Run-time (in seconds) for TSP
Run-time (in seconds) for TSP
Finally, Figures 6 and 7 are presented to visualize the performance comparisons between CB mechanisms. Figure 6 illustrates the solution quality performances of CB-1, CB-2, and CB-3 using LS and SA heuristics for TSP instances while similar illustrations are given in Figure 7 for QAP instances. A curious observation regarding Figure 6 is that CB-2, which is the best mechanism for solving TSP, performs better embedded into SA for n < 150 and CB-2 performs better when embedded into LS for n > 150. A similar situation can be observed for CB-3 results as well.

Comparison of CB-1, CB-2, CB-3 on TSP instances in terms of deviation from the best known solution.

Comparison of CB-1, CB-2, CB-3 on QAP instances in terms of deviation from the best known solution.
In this study, a novel neighbor generation mechanism, called CB, to enhance the performance of single solution-based heuristics is described and improved.
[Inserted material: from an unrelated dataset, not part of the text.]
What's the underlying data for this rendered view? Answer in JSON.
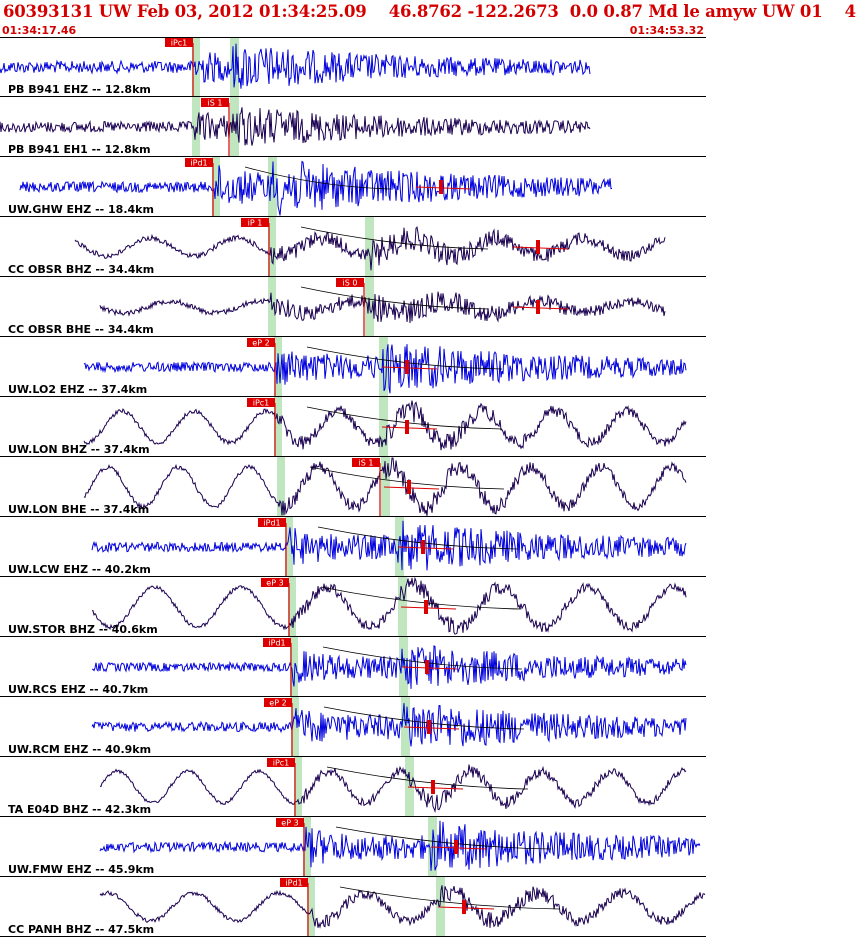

CB mechanism is inspired by the recursive algorithm that creates stochastic cantor sets which is one of the well-known fractal sets. Several issues in the design of CB mechanism are investigated for the purpose of finding a mechanism that performs well on TSP and QAP which have differentiating characteristics. Considering the design issues, three variations of CB mechanism are created: CB-1, CB-2 and CB-3. The variations of CB are compared with classical move operators, swap and insertion, on benchmark instances of TSP and QAP. The results present that among CB variations, CB-2 embedded into LS and SA to solve TSP outperforms swap and insertion mechanisms in terms of solution quality while CB-3 exhibits the next best performance after CB-2. For QAP, on the other hand, CB-1 embedded into LS is superior to both swap and insertion, however, the solution qualities generated by CB-1 and swap mechanisms are very close to each other. This proves that, for TSP, big jumps in the search space provided by CB-2 and CB-3 give better results while a more delicate approach with small jumps created by CB-1 is necessary for QAP. In other words, it is showed that different variations of CB mechanism are able to deal with different characteristics of TSP and QAP where the landscapes in TSP instances contain deep valleys and the landscapes in QAP instances have flat valleys. On the other hand, CB mechanism is always slower than swap and insertion mechanisms in terms of run-time, even though it requires a reasonable amount of run-time to solve moderate or larger sized instances.
The major contribution of the presented study is the introduction of a novel neighbor generation mechanism because the literature mainly consists of traditional swap and insertion mechanisms or their variations. Another important insight obtained from the experimental study is that CB-3 gives consistently good results when solving both TSP and QAP despite of their contrary characteristics in their landscapes. This is an encouraging result since there is not a common neighbor generation mechanism which performs well for both TSP and QAP.
As a future study, CB mechanism will be improved further in terms of run-time and as a more efficient generalized neighbor generation mechanism. It also will be applied to different benchmark or real-life combinatorial optimization problems to show its applicability and to enhance its usage in the operational research community.